Beyond these issues (most of which the sociology report says could be fixed), there are additional problems posed by the nature of sociology today in ranking departments in their entirety, as the NRC does. One issue is that there are subfields -- and the report notes that U.S. News & World Report ranks sociology in seven subfields. (Given that the sociology report makes clear in other places that the authors don't hold the U.S. News rankings in particularly high regard, comparing them favorably to NRC on one measure would appear to be a notable dig at the NRC.) And even subfields don't capture all of the issues, the report says, since there are also significant methodological differences among departments.
"For example, a department can excel in urban sociology by having a largely ethnographic or a largely quantitative program," the report says.
While offering numerous examples of flaws in the rankings, the report says that they are already having an influence -- one that could grow in dangerous ways.

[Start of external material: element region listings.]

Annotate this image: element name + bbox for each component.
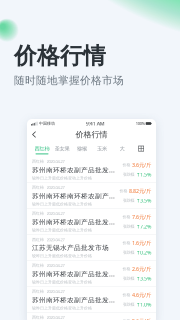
staticText: 较昨日上升最低价格变动上升价格 <box>32 176 92 181</box>
staticText: 西红柿 <box>32 263 44 268</box>
staticText: 江苏无锡水产品批发市场 <box>32 244 109 252</box>
staticText: 西红柿 <box>32 315 44 320</box>
button[interactable]: 西红柿 <box>27 157 156 183</box>
staticText: 较昨日上升最低价格变动上升价格 <box>32 306 92 311</box>
staticText: 涨跌幅 <box>122 276 134 281</box>
button[interactable]: 返回 <box>27 128 41 141</box>
staticText: 2020-04-27 <box>46 315 64 320</box>
staticText: 5.6元/斤 <box>132 317 151 320</box>
staticText: ↑3.5% <box>136 197 151 204</box>
staticText: 价格 <box>122 292 130 297</box>
staticText: 价格 <box>120 188 128 193</box>
button[interactable]: 西红柿 <box>27 235 156 261</box>
staticText: 西红柿 <box>32 159 44 164</box>
button[interactable]: 全部分类 <box>135 141 147 157</box>
staticText: 4.6元/斤 <box>132 291 151 298</box>
staticText: 较昨日上升最低价格变动上升价格 <box>32 228 92 233</box>
staticText: ↑0.2% <box>136 249 151 256</box>
staticText: 苏州南环桥南环桥农副产品批... <box>32 192 118 200</box>
button[interactable]: 西红柿 <box>27 261 156 287</box>
staticText: 猕猴 <box>77 145 87 152</box>
staticText: 2.6元/斤 <box>132 265 151 272</box>
staticText: 价格行情 <box>76 130 108 139</box>
staticText: 苏州南环桥农副产品批发市场 <box>32 296 120 304</box>
staticText: 2020-04-27 <box>46 289 64 294</box>
staticText: 中国移动 <box>39 121 55 126</box>
staticText: 较昨日上升最低价格变动上升价格 <box>32 253 92 258</box>
staticText: ↑7.2% <box>136 223 151 230</box>
button[interactable]: 西红柿 <box>27 183 156 209</box>
staticText: ↑1.0% <box>136 301 151 308</box>
button[interactable]: 猕猴 <box>72 141 92 157</box>
staticText: 西红柿 <box>32 289 44 294</box>
staticText: 玉米 <box>97 145 107 152</box>
staticText: 价格 <box>122 266 130 271</box>
staticText: 7.6元/斤 <box>132 213 151 220</box>
staticText: 1.6元/斤 <box>132 239 151 246</box>
staticText: 西红柿 <box>32 211 44 216</box>
staticText: ↑3.5% <box>136 275 151 282</box>
button[interactable]: 西红柿 <box>27 209 156 235</box>
staticText: 价格行情 <box>14 42 106 70</box>
staticText: 价格 <box>122 214 130 219</box>
staticText: 随时随地掌握价格市场 <box>14 74 124 87</box>
staticText: 西红柿 <box>34 145 50 152</box>
staticText: 圣女果 <box>54 145 70 152</box>
staticText: 8.82元/斤 <box>129 187 151 194</box>
staticText: 苏州南环桥农副产品批发市场 <box>32 166 120 174</box>
staticText: 2020-04-27 <box>46 237 64 242</box>
staticText: 2020-04-27 <box>46 159 64 164</box>
staticText: 9:41 AM <box>86 120 105 127</box>
staticText: 100% <box>136 121 145 126</box>
staticText: 2020-04-27 <box>46 263 64 268</box>
staticText: 苏州南环桥农副产品批发市场 <box>32 270 120 278</box>
staticText: 较昨日上升最低价格变动上升价格 <box>32 280 92 285</box>
button[interactable]: 西红柿 <box>27 313 156 320</box>
staticText: ↑1.5% <box>136 171 151 178</box>
staticText: 价格 <box>122 318 130 320</box>
button[interactable]: 大 <box>112 141 132 157</box>
staticText: 较昨日上升最低价格变动上升价格 <box>32 202 92 207</box>
staticText: 涨跌幅 <box>122 302 134 307</box>
staticText: 价格 <box>122 240 130 245</box>
staticText: 价格 <box>122 162 130 167</box>
staticText: 涨跌幅 <box>122 198 134 203</box>
staticText: 大 <box>120 145 124 152</box>
button[interactable]: 圣女果 <box>52 141 72 157</box>
staticText: 2020-04-27 <box>46 185 64 190</box>
staticText: 西红柿 <box>32 237 44 242</box>
button[interactable]: 玉米 <box>92 141 112 157</box>
staticText: 2020-04-27 <box>46 211 64 216</box>
staticText: 3.6元/斤 <box>132 161 151 168</box>
staticText: 涨跌幅 <box>122 172 134 177</box>
staticText: 西红柿 <box>32 185 44 190</box>
button[interactable]: 西红柿 <box>32 141 52 157</box>
staticText: 苏州南环桥农副产品批发市场 <box>32 218 120 226</box>
staticText: 涨跌幅 <box>122 250 134 255</box>
button[interactable]: 西红柿 <box>27 287 156 313</box>
staticText: 涨跌幅 <box>122 224 134 229</box>
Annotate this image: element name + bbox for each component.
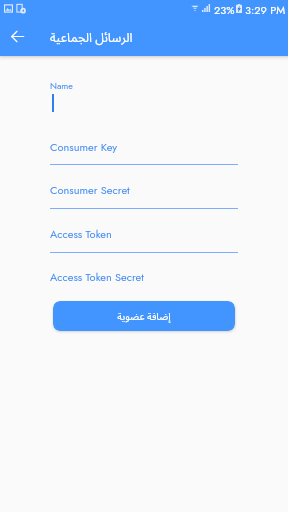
staticText: Name — [50, 79, 73, 92]
staticText: الرسائل الجماعية — [50, 29, 133, 46]
button[interactable]: Back — [3, 22, 31, 50]
staticText: Access Token — [50, 226, 112, 242]
staticText: Consumer Secret — [50, 182, 130, 198]
staticText: 3:29 PM — [245, 2, 286, 18]
staticText: 23% — [214, 2, 235, 18]
staticText: إضافة عضوية — [117, 309, 171, 323]
button[interactable]: إضافة عضوية — [53, 301, 235, 331]
staticText: Consumer Key — [50, 139, 118, 155]
staticText: Access Token Secret — [50, 269, 144, 285]
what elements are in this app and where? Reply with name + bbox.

"In the short term, the NRC ranking system can have detrimental effects on departments whose rankings are lower than their actual quality. University administrators seem to have taken the results seriously," the report says. It notes that universities have rushed to issue press releases about highly ranked departments, and that an "attitude" of respecting the NRC review "may result in short-term punitive actions by administrators against departments whose rankings, unfairly or not, are low."

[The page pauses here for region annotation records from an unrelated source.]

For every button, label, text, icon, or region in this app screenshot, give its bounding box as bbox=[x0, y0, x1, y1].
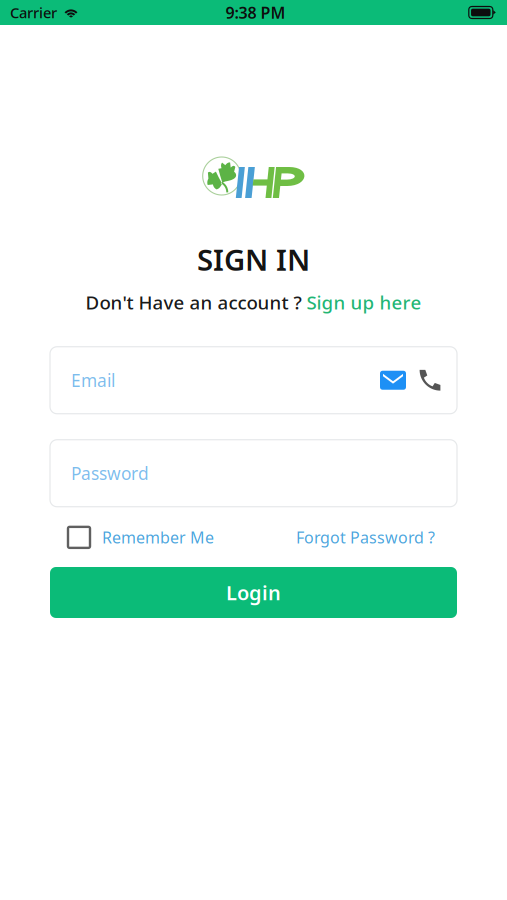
button[interactable]: Phone bbox=[418, 369, 441, 391]
staticText: 9:38 PM bbox=[226, 2, 286, 23]
staticText: Carrier bbox=[10, 3, 57, 22]
staticText: Forgot Password ? bbox=[296, 527, 435, 548]
staticText: SIGN IN bbox=[197, 240, 310, 279]
staticText: Password bbox=[71, 462, 149, 485]
staticText: Don't Have an account ? bbox=[86, 290, 306, 315]
staticText: Login bbox=[226, 579, 281, 606]
staticText: Sign up here bbox=[306, 290, 422, 315]
button[interactable]: Remember Me bbox=[68, 527, 214, 548]
staticText: Remember Me bbox=[102, 527, 214, 548]
button[interactable]: Forgot Password ? bbox=[296, 527, 435, 548]
button[interactable]: Sign up here bbox=[306, 290, 422, 315]
button[interactable]: Email bbox=[380, 371, 406, 390]
button[interactable]: Login bbox=[50, 567, 457, 618]
staticText: Email bbox=[71, 369, 115, 392]
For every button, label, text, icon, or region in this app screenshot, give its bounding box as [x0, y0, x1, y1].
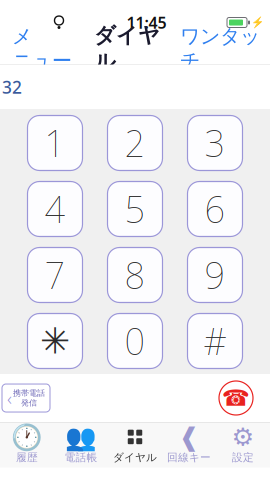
button[interactable]: #	[188, 314, 242, 368]
button[interactable]: 携帯電話発信	[2, 384, 50, 412]
button[interactable]: 8	[108, 248, 162, 302]
staticText: 6	[204, 185, 226, 233]
button[interactable]: 6	[188, 182, 242, 236]
staticText: ❰	[178, 423, 200, 451]
staticText: ⚡	[251, 16, 264, 29]
staticText: 2	[124, 119, 146, 167]
button[interactable]: メニュー	[4, 17, 80, 80]
staticText: 7	[44, 251, 66, 299]
staticText: 8	[124, 251, 146, 299]
staticText: 👥	[65, 422, 97, 451]
staticText: ⚙	[232, 423, 254, 451]
button[interactable]: ワンタッチ	[174, 17, 266, 80]
staticText: 9	[204, 251, 226, 299]
button[interactable]: 発信	[219, 381, 253, 415]
staticText: 携帯電話	[13, 388, 45, 398]
staticText: 回線キー	[167, 451, 211, 464]
staticText: ダイヤル	[113, 451, 157, 464]
staticText: ✳	[40, 321, 70, 362]
staticText: ダイヤル	[94, 22, 160, 75]
staticText: 32	[2, 76, 22, 98]
staticText: 3	[204, 119, 226, 167]
staticText: ☎	[222, 385, 250, 411]
button[interactable]: 1	[28, 116, 82, 170]
staticText: 0	[124, 317, 146, 365]
staticText: 発信	[21, 398, 37, 408]
button[interactable]: 👥	[54, 422, 108, 468]
staticText: 4	[44, 185, 66, 233]
button[interactable]: 5	[108, 182, 162, 236]
button[interactable]: 🕐	[0, 422, 54, 468]
button[interactable]: 4	[28, 182, 82, 236]
button[interactable]: 0	[108, 314, 162, 368]
staticText: 設定	[232, 451, 254, 464]
button[interactable]: ✳	[28, 314, 82, 368]
button[interactable]: 3	[188, 116, 242, 170]
button[interactable]: 2	[108, 116, 162, 170]
staticText: 履歴	[16, 451, 38, 464]
staticText: 11:45	[126, 12, 166, 33]
button[interactable]: 7	[28, 248, 82, 302]
staticText: ‹	[7, 386, 12, 410]
staticText: 電話帳	[64, 451, 98, 464]
staticText: 5	[124, 185, 146, 233]
staticText: 🕐	[11, 422, 43, 451]
staticText: メニュー	[12, 24, 72, 73]
staticText: ワンタッチ	[180, 24, 260, 73]
staticText: #	[204, 317, 226, 365]
button[interactable]: ダイヤル	[108, 422, 162, 468]
button[interactable]: ⚙	[216, 422, 270, 468]
button[interactable]: 9	[188, 248, 242, 302]
button[interactable]: ❰	[162, 422, 216, 468]
staticText: 1	[44, 119, 66, 167]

Further, the report says its authors fear that some universities may attempt to alter departments to score better -- regardless of the flaws in the methodology. "Departments may also have reason to worry that, in their next review, administrators may direct them to change their programs to improve their status in future NRC rankings, for example, by hiring faculty who write articles, rather than books."
Jeremiah P. Ostriker, chair of the NRC committee that prepared the rankings, and a professor of astronomy and former provost at Princeton University, said in an interview that there is "a great deal of validity in many of the points" raised in the report. Any rankings system, Ostriker said, "will seem and be unfair to some group or another."
On the question of including books in calculations of faculty productivity, Ostriker said that the NRC committee included social scientists, and that the issue never came up. He defended, however, the decision not to evaluate the quality of journals in which articles appeared. He said that by measuring both number of articles and their citations, the methodology reflected the reality that some journals are more influential than others. "A paper in Nature is much more cited than one in some out-of-the-way journal," he said.
Ostriker also said that, based on modeling done by the committee prior to adopting the final methodology, the NRC found that many tweaks don't change the actual rankings in significant ways.
The tone of the sociologists' report did not surprise him, Ostriker said. "When our study first came out, it was greeted with shock and horror because it wasn't what people expected and they were very, very nervous," he said. As time has passed, "the tone has changed," and he thinks the same will be true of the sociologists' criticisms.
Still, Ostriker stressed that he believed the most important part of the process was assembling the data, not the methodology. He noted that groups could use the data for their own rankings or on a program-by-program basis. "What's most important is finding ways that the data can be used and made helpful to universities," he said.